I'm not so handy with the needle and thread (in some places it was augmented with a generous application of double-sided craft tape), but as I sat there at my desk stitching this together I gained a true appreciation for the art and craft that in the course of wearing my work hat I often overlook.

It also gave me a chance to reflect on some of the lessons I've learned over the last 500 days, including, but certainly not limited to,  the following:

-- Just about everybody has a hat - and every hat has a story

-- The world will never run out of baseball-style caps

-- The ability to plan is important -- but the ability to improvise is more important 

-- Having doubters (not detractors) is good motivation

As to that last point, I'm referring specifically to the young lady I told you about back at PC 481 who told her mom, in the early days of the Project, that she wasn't sure I'd hit 500. She sure lit a fire under me. And, wouldn't you know it, by a strange twist of fate, that little girl turns 10 years (or roughly 3,650 hats) old TODAY! 
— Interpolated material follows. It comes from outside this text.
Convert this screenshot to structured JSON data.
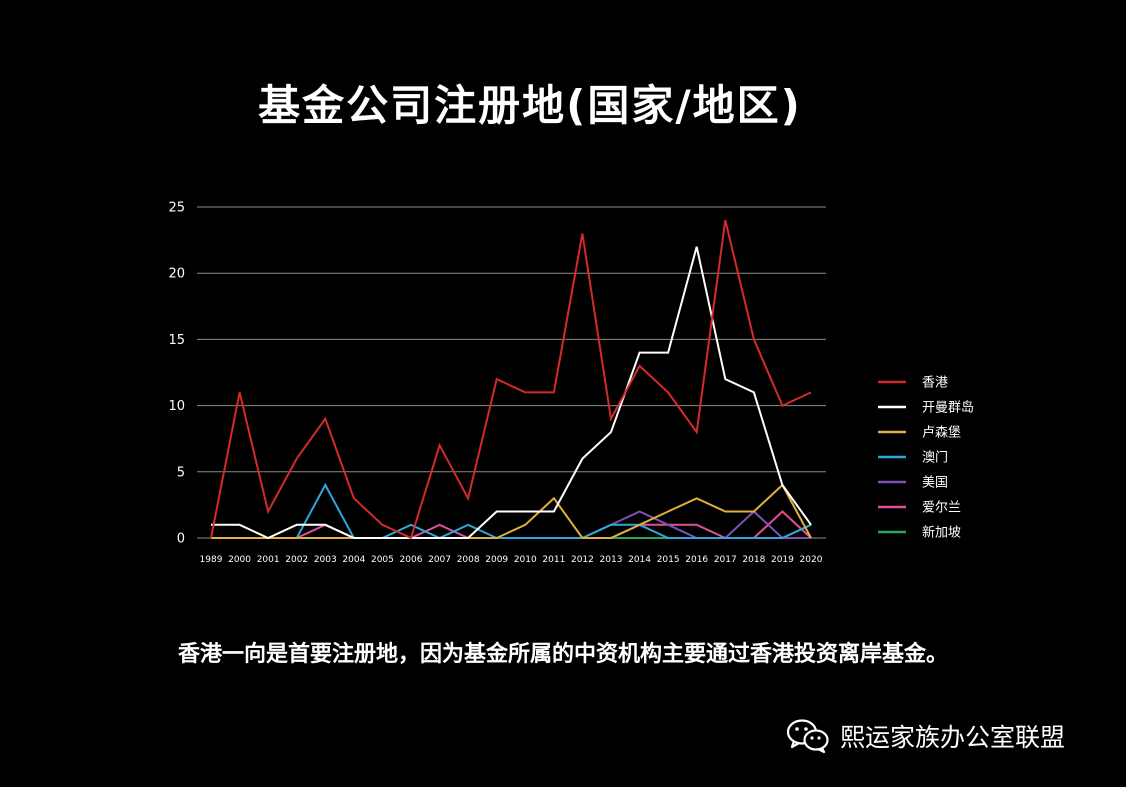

I know any list of thank-yous, appreciations and hat tips would fall short -- which is why I tried to thank folks as I went along, but an especially deep bow of thanks goes to my long-suffering colleagues who have watched the tide of hats ebb and flow across my desk over the last year and a half. Thanks too to my family (nuclear/extended/by birth and marriage) for their unflagging support and enthusiasm.

And a simultaneous tipping of all 500 hats is due the Bride. Purchaser of  some hats, loaner of others, in the final moments of last night's labors she even served as millinery midwife as I birthed the final Bartholemew bonnet.

Oh, and if you haven't read Dr. Seuss' "The 500 Hats of Bartholemew Cubbins," you should. There's a lot going on in there. Even after many a re-reading I'm still finding magic beneath every last hat.

I did what I did for that kid from the Kingdom of Didd.


Related:
PC 250: Halfway Home
Video: "The Road to 500"
PC 1: At the Starting Gate 

Q: OK, nice hat -- but what exactly is Project Cubbins, anyway?

A: One man's homage to Dr. Seuss and his second book, "The 500 Hats of Bartholemew Cubbins," which celebrated the 75th anniversary of its publication in 2013, Project Cubbins is an attempt to document the wearing of a different hat or piece of headgear every day for 500 consecutive days. No do-aheads, no banking of hats, no retroactive entries. PC started on May 27, 2013 with Hat 1.